“It’s not the intern’s fault, he doesn’t get a lot of dates,” said a researcher.
Photo by Sharon Roth
Scholars studying and translating the ancient Mayan calendar have made a shocking discovery. Though it has been long-believed that the Mayan calendar ended in 2012, new research suggests that an unpaid intern mistyped the translation and the true end will occur sometime in 2021.
Around 300 BC, Mayan priests established a system called the Long Count in order to keep track of chronologies, measure long time spans, and remind others when their birthdays were. According to previous research, this calendar was set to end on December 21, 2012, which led to a host of apocalyptic conspiracy theories that ultimately proved false. However, businessmen and religious figures are certain that the apocalypse will happen in the upcoming year, stating, “It isn’t the end of the world that we guessed- wait, no, that we predicted wrong before.”
Climate change deniers, flat-earthers, and coronavirus hoaxers alike have reportedly flocked to this prediction, choosing to follow the posts of an anonymous MySpace user going by the moniker “C.” C’s followers, known as CAnon, believe that Japanese camera company Canon Inc. is teaming up with Bill Gates, Jeff Bezos, and “Weird Al” Yankovic to implement a camera surveillance network in order to dismantle the Internet, install 5G towers, and “assist alien assailants as the apocalypse arrives.”
C has made several posts claiming that “the Founding Fathers will gloriously burst out from under Mount Rushmore” in order to “battle against evil aliens” by harnessing “the Planar Power of the Galactic Interplanetary Black Hole Meteor Gyroscope Divine Alignment Convergence Beam!”
Followers plan on hosting a conspiracy convention on December 21 called “Maya-Con” in the hopes of appeasing whatever higher powers are in control. The event planners will celebrate/ mourn Earth’s impending fate by including an “Artist’s Alley of Doom,” an audience-driven human sacrifice, a crafts table, an “Apocalyptic Bingo” game, a celebrity panel including C’s face reveal, and another crafts table. Tickets will be on sale for $2,021.12.
“I totally believe that time-traveling astronauts from the distant future visited the ancient Maya and gave them a Gregorian calendar year for the end of the world!” stated Annamae Bells, a future attendee. “It’s so cool that I’ll be able to meet up with other people that think the same way, unlike my sheeple parents who won’t even listen to my 3 hour explanation. That convergence beam is totally going to either unify all beings into one ethereal harmonic element or begin every destructive apocalypse scenario known to man, but hey, we get two crafts tables!”
Famous failed businessman and Maya-Con organizer Ronald Bump gave his own predictions for the impending apocalypse in an interview. “As soon as it hits 8:40 PM on December 21, 2021 in Australia, the sun’ll go down and the sky’s gonna get dark.

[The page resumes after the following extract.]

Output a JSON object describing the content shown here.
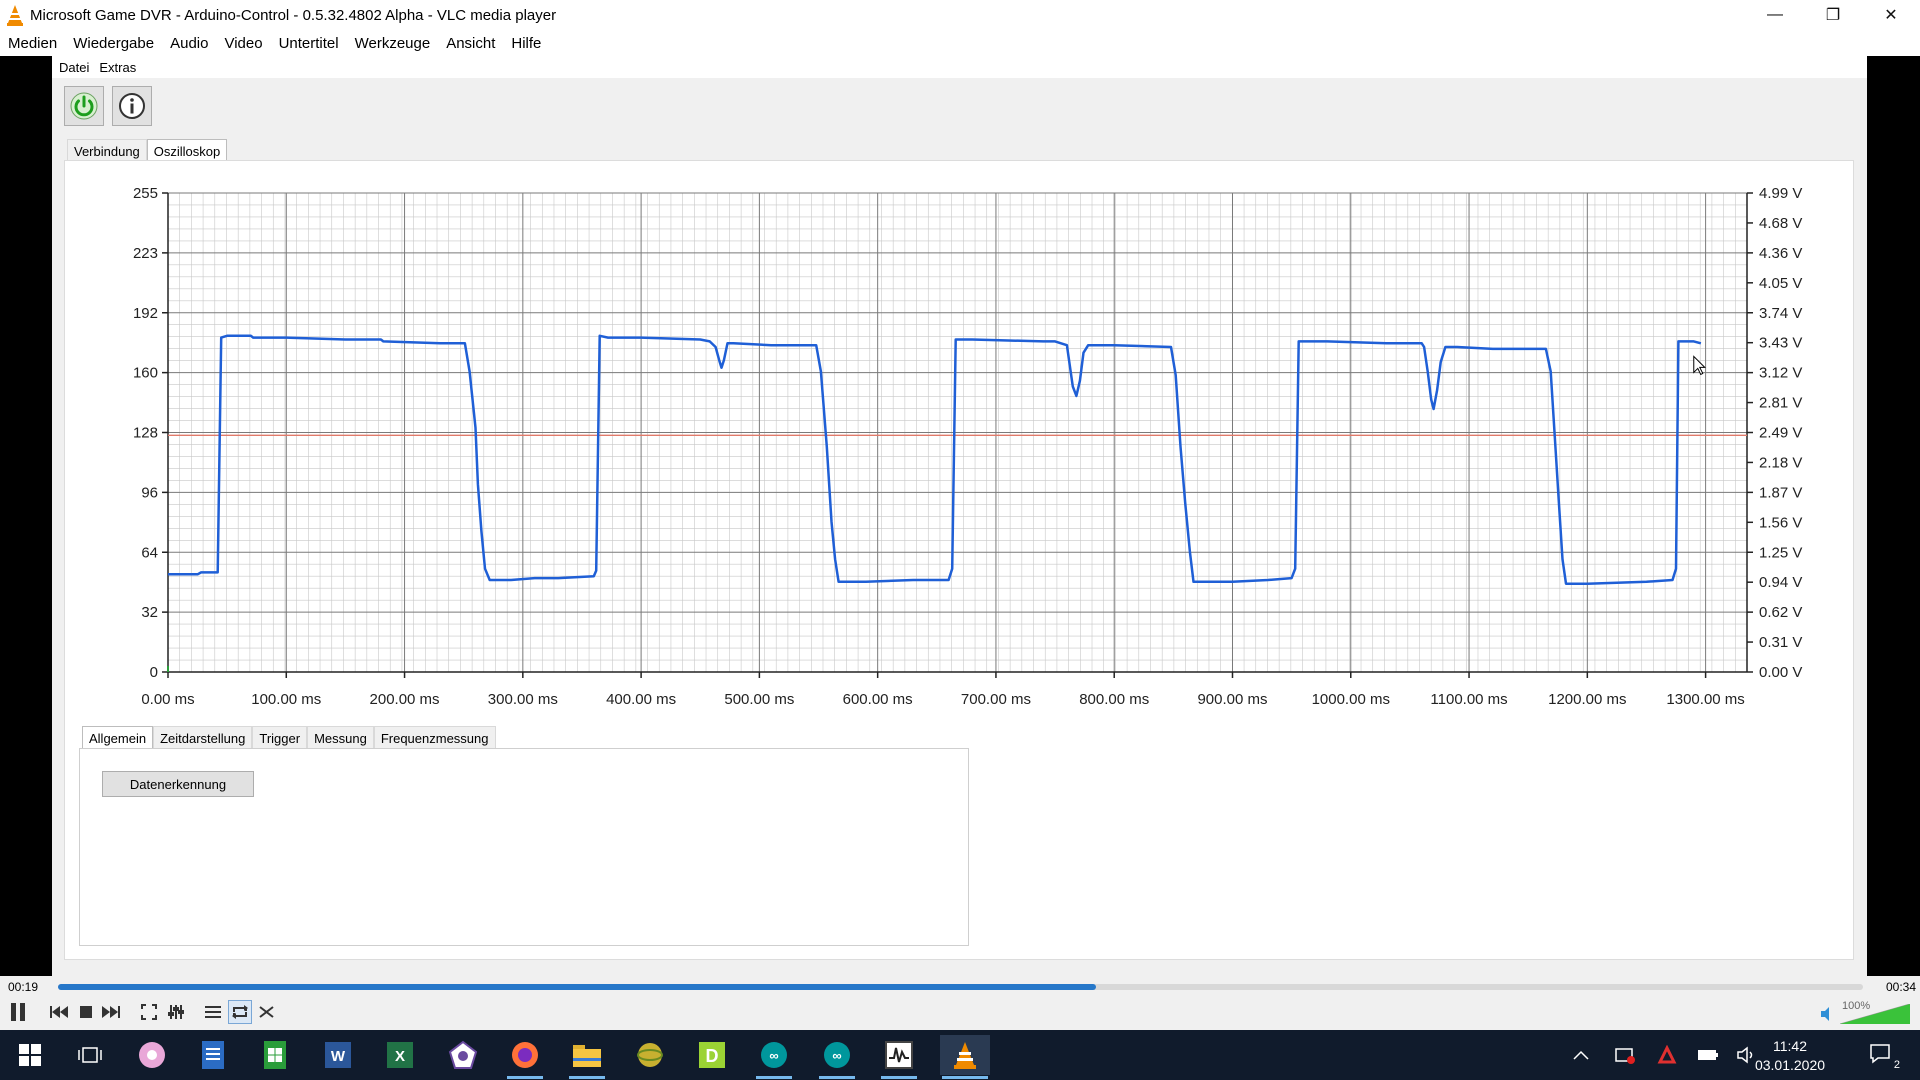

Darker than an 8-ball. The mysterious sky-darkness will spread across the world from east to west, consuming all countries until it finally reaches America,” he stated. When asked how his prediction differed from the regular day-night cycle, Bump refused to answer. Instead, he insisted that if people wanted more information, they should “pre-order [his] prophecy book, ‘Armageddon Codes and Signals: the End of Days and Universal Harmony,’ on sale for a limited-time-only on Amazon!”
Nihilist teens across the country have reportedly met this news with considerable apathy and an abundance of memes. Twitter user @ thor_ragnarocks, a verified teenager, tweeted that she welcomed the news, stating “Might as well welcome Earth’s new alien overlords, the end of time itself, or whatever the fuck else will happen in this decade from hell.”